Ice cubes are useless compared to a pool.

Rhys loved it. He has sensibly determined that if he just walks into the water then we will scramble to get him. He either seems to have no fear or he has enormous trust in us. He requires constant monitoring, though he is thankfully predisposed to walking into the pool towards the place where one of us happens to be. That kid is rarely more than two steps distant from calamity. 

The day before yesterday it was equally hot, if not greater. I can't remember much beyond that, it has bleached my brain. We went to a local charity event. It was impossible to listen to people ask for financial help in that wretchedness. I couldn't sit still. I had to walk over the the entrance where I could get closer to an air conditioning vent. Fat people do not hold up well in these temperatures. I'm certain that there were some there that were angry with me, that I was blocking the flow of cool air, somehow fouling it with my advanced and sweaty presence. I was desperately looking around for a sturdy chair to stand on, to get my head closer to the source. 
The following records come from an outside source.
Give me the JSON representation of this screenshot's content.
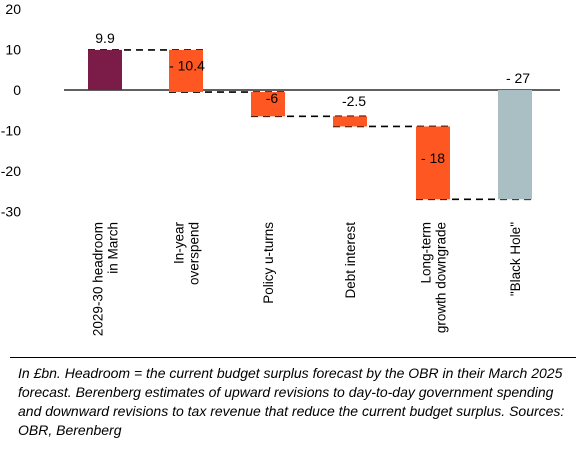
{
  "chart_data": {
    "type": "waterfall",
    "title": "",
    "xlabel": "",
    "ylabel": "",
    "ylim": [
      -30,
      20
    ],
    "yticks": [
      20,
      10,
      0,
      -10,
      -20,
      -30
    ],
    "grid": false,
    "legend": "none",
    "categories": [
      [
        "2029-30 headroom",
        "in March"
      ],
      [
        "In-year",
        "overspend"
      ],
      [
        "Policy u-turns"
      ],
      [
        "Debt interest"
      ],
      [
        "Long-term",
        "growth downgrade"
      ],
      [
        "\"Black Hole\""
      ]
    ],
    "bars": [
      {
        "start": 0,
        "end": 9.9,
        "label": "9.9",
        "color": "#7b1b47"
      },
      {
        "start": 9.9,
        "end": -0.5,
        "label": "- 10.4",
        "color": "#ff5722"
      },
      {
        "start": -0.5,
        "end": -6.5,
        "label": "-6",
        "color": "#ff5722"
      },
      {
        "start": -6.5,
        "end": -9.0,
        "label": "-2.5",
        "color": "#ff5722"
      },
      {
        "start": -9.0,
        "end": -27.0,
        "label": "- 18",
        "color": "#ff5722"
      },
      {
        "start": 0,
        "end": -27.0,
        "label": "- 27",
        "color": "#a9bfc3"
      }
    ]
  },
  "caption": "In £bn. Headroom = the current budget surplus forecast by the OBR in their March 2025 forecast. Berenberg estimates of upward revisions to day-to-day government spending and downward revisions to tax revenue that reduce the current budget surplus. Sources: OBR, Berenberg"
}
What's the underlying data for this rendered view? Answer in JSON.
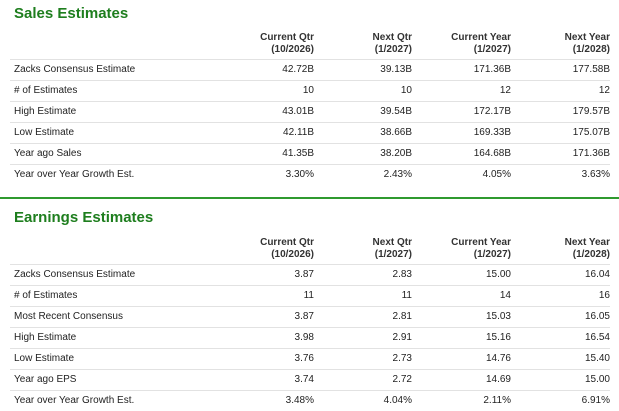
{
  "sales": {
    "title": "Sales Estimates",
    "headers": [
      {
        "line1": "Current Qtr",
        "line2": "(10/2026)"
      },
      {
        "line1": "Next Qtr",
        "line2": "(1/2027)"
      },
      {
        "line1": "Current Year",
        "line2": "(1/2027)"
      },
      {
        "line1": "Next Year",
        "line2": "(1/2028)"
      }
    ],
    "rows": [
      {
        "label": "Zacks Consensus Estimate",
        "values": [
          "42.72B",
          "39.13B",
          "171.36B",
          "177.58B"
        ]
      },
      {
        "label": "# of Estimates",
        "values": [
          "10",
          "10",
          "12",
          "12"
        ]
      },
      {
        "label": "High Estimate",
        "values": [
          "43.01B",
          "39.54B",
          "172.17B",
          "179.57B"
        ]
      },
      {
        "label": "Low Estimate",
        "values": [
          "42.11B",
          "38.66B",
          "169.33B",
          "175.07B"
        ]
      },
      {
        "label": "Year ago Sales",
        "values": [
          "41.35B",
          "38.20B",
          "164.68B",
          "171.36B"
        ]
      },
      {
        "label": "Year over Year Growth Est.",
        "values": [
          "3.30%",
          "2.43%",
          "4.05%",
          "3.63%"
        ]
      }
    ]
  },
  "earnings": {
    "title": "Earnings Estimates",
    "headers": [
      {
        "line1": "Current Qtr",
        "line2": "(10/2026)"
      },
      {
        "line1": "Next Qtr",
        "line2": "(1/2027)"
      },
      {
        "line1": "Current Year",
        "line2": "(1/2027)"
      },
      {
        "line1": "Next Year",
        "line2": "(1/2028)"
      }
    ],
    "rows": [
      {
        "label": "Zacks Consensus Estimate",
        "values": [
          "3.87",
          "2.83",
          "15.00",
          "16.04"
        ]
      },
      {
        "label": "# of Estimates",
        "values": [
          "11",
          "11",
          "14",
          "16"
        ]
      },
      {
        "label": "Most Recent Consensus",
        "values": [
          "3.87",
          "2.81",
          "15.03",
          "16.05"
        ]
      },
      {
        "label": "High Estimate",
        "values": [
          "3.98",
          "2.91",
          "15.16",
          "16.54"
        ]
      },
      {
        "label": "Low Estimate",
        "values": [
          "3.76",
          "2.73",
          "14.76",
          "15.40"
        ]
      },
      {
        "label": "Year ago EPS",
        "values": [
          "3.74",
          "2.72",
          "14.69",
          "15.00"
        ]
      },
      {
        "label": "Year over Year Growth Est.",
        "values": [
          "3.48%",
          "4.04%",
          "2.11%",
          "6.91%"
        ]
      }
    ]
  },
  "colors": {
    "accent": "#1e7e1e",
    "divider": "#2f9a2f",
    "row_border": "#e2e2e2"
  }
}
At one point I'm pretty sure I saw Rhys humping Rachel's leg. I didn't even care. She looked good. I couldn't think about the implications of such a thing in that stifling heat and humidity, though. I was relieved that somebody had the energy to do it. It was a sign that we might survive. The last few days have been pages ripped straight out of Revelations. I would not have been a bit surprised to hear frogs falling from the sky last night, cooking on the roof. These are the plague-times.
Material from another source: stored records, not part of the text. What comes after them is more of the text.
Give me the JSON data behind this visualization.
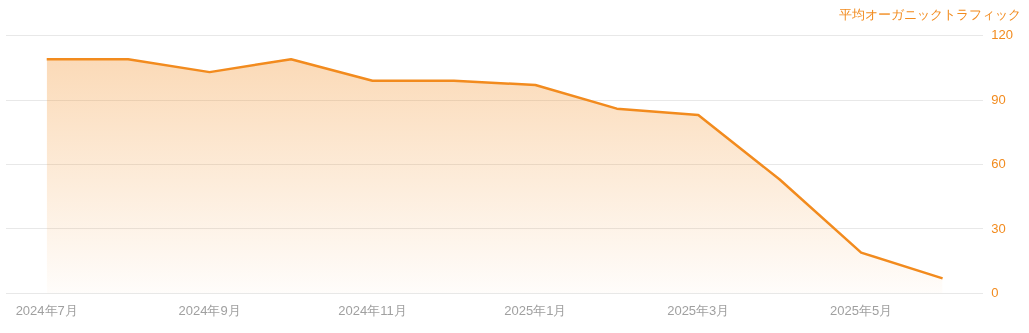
{
  "chart_data": {
    "type": "area",
    "ylabel": "平均オーガニックトラフィック",
    "categories": [
      "2024年7月",
      null,
      "2024年9月",
      null,
      "2024年11月",
      null,
      "2025年1月",
      null,
      "2025年3月",
      null,
      "2025年5月",
      null
    ],
    "series": [
      {
        "color": "#f28b1e",
        "values": [
          109,
          109,
          103,
          109,
          99,
          99,
          97,
          86,
          83,
          53,
          19,
          7
        ]
      }
    ],
    "ylim": [
      0,
      120
    ],
    "yticks": [
      0,
      30,
      60,
      90,
      120
    ],
    "grid": "y",
    "legend": false,
    "marker": "none",
    "line_style": "solid"
  }
}
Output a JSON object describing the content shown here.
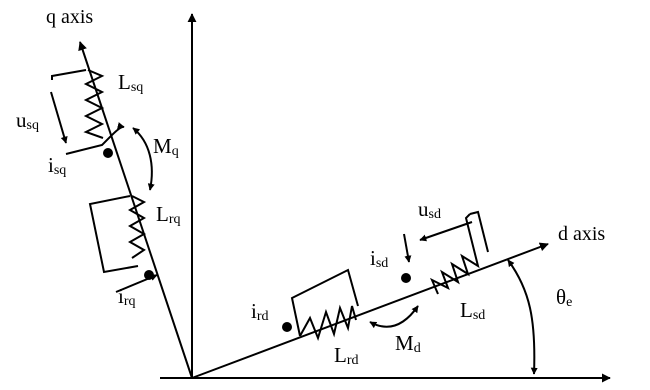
{
  "axes": {
    "q_axis": "q axis",
    "d_axis": "d axis"
  },
  "symbols": {
    "u_sq": {
      "main": "u",
      "sub": "sq"
    },
    "i_sq": {
      "main": "i",
      "sub": "sq"
    },
    "L_sq": {
      "main": "L",
      "sub": "sq"
    },
    "M_q": {
      "main": "M",
      "sub": "q"
    },
    "L_rq": {
      "main": "L",
      "sub": "rq"
    },
    "i_rq": {
      "main": "i",
      "sub": "rq"
    },
    "u_sd": {
      "main": "u",
      "sub": "sd"
    },
    "i_sd": {
      "main": "i",
      "sub": "sd"
    },
    "L_sd": {
      "main": "L",
      "sub": "sd"
    },
    "M_d": {
      "main": "M",
      "sub": "d"
    },
    "L_rd": {
      "main": "L",
      "sub": "rd"
    },
    "i_rd": {
      "main": "i",
      "sub": "rd"
    },
    "theta_e": {
      "main": "θ",
      "sub": "e"
    }
  },
  "colors": {
    "stroke": "#000000",
    "background": "#ffffff"
  }
}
One partially good thing, at least: the heat has doubled the size of my cock and balls. They just hang there, stretched, trying to get as far away from my body as possible. I've been looking into nudist camps in the area, wanting to take advantage of it while it lasts. The cock - much like the clitoris, lips, and inner ear - cannot sweat. It does not have the required glands for such a thing. The balls are quite famous for it, but the cock is treated mercilessly in this weather, in an evolutionary way. Nobody ever references their sweaty cock but the balls are hardly ever accompanied by a different adjective. The temperature will only make it uselessly hang there - which may help the cooling process some, giving it more surface area - but that is minor compensation for the other misery.
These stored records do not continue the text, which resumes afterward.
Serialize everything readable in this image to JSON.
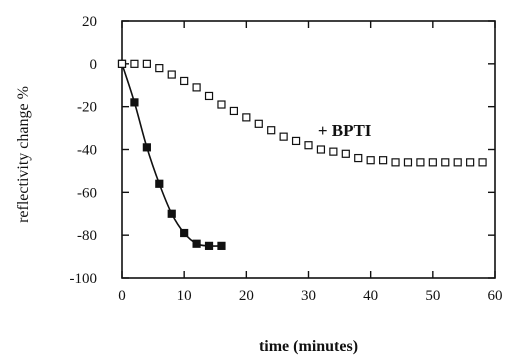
{
  "chart_data": {
    "type": "scatter",
    "title": "",
    "xlabel": "time (minutes)",
    "ylabel": "reflectivity change %",
    "xlim": [
      0,
      60
    ],
    "ylim": [
      -100,
      20
    ],
    "xticks": [
      0,
      10,
      20,
      30,
      40,
      50,
      60
    ],
    "yticks": [
      20,
      0,
      -20,
      -40,
      -60,
      -80,
      -100
    ],
    "grid": false,
    "series": [
      {
        "marker": "filled-square",
        "color": "#111111",
        "line": "smooth",
        "x": [
          0,
          2,
          4,
          6,
          8,
          10,
          12,
          14,
          16
        ],
        "y": [
          0,
          -18,
          -39,
          -56,
          -70,
          -79,
          -84,
          -85,
          -85
        ]
      },
      {
        "name": "+ BPTI",
        "marker": "open-square",
        "color": "#111111",
        "line": "none",
        "x": [
          0,
          2,
          4,
          6,
          8,
          10,
          12,
          14,
          16,
          18,
          20,
          22,
          24,
          26,
          28,
          30,
          32,
          34,
          36,
          38,
          40,
          42,
          44,
          46,
          48,
          50,
          52,
          54,
          56,
          58
        ],
        "y": [
          0,
          0,
          0,
          -2,
          -5,
          -8,
          -11,
          -15,
          -19,
          -22,
          -25,
          -28,
          -31,
          -34,
          -36,
          -38,
          -40,
          -41,
          -42,
          -44,
          -45,
          -45,
          -46,
          -46,
          -46,
          -46,
          -46,
          -46,
          -46,
          -46
        ]
      }
    ],
    "annotations": [
      {
        "text": "+ BPTI",
        "x": 31.5,
        "y": -31
      }
    ]
  }
}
It's pitiful to witness, there is a forlornness that saddens.  


I've been going to the gym regularly, trying to recapture some youth. But as I slowly get back into a simulation of shape I just end up looking more stretched. My arms and shoulders and neck and face do not look the same any more. The skin refuses to react the way that it once did. I'm a melted version of myself. My whole body's starting to look like penis skin. It seems as if it has been grafted on well enough - though not quite as snugly as I might have preferred, with only the occasional seam being noticeable - but the surface must have been taken from a distant relative. It's not my skin, it's not possible. The years have embezzled my life away. My body looks like a duffle bag that was once used in a getaway run.

When did I become this aged thing. I appear in the mirror as a police sketch of my former myself, a fugitive from my own past. It will not surprise me at all if one day soon I awake to find the entire world still rendered in color but my reflection will just be a rudely stated black and white composite. I've gotten in the reluctant habit of stopping by the post-office, to keep an eye on the wall, in the event that a familiar ghostly sketch reappears there.



"Oh, the only decent thing I did when I worked as a postal clerk 
Was to haul your picture down off the wall near the cage where I used to work."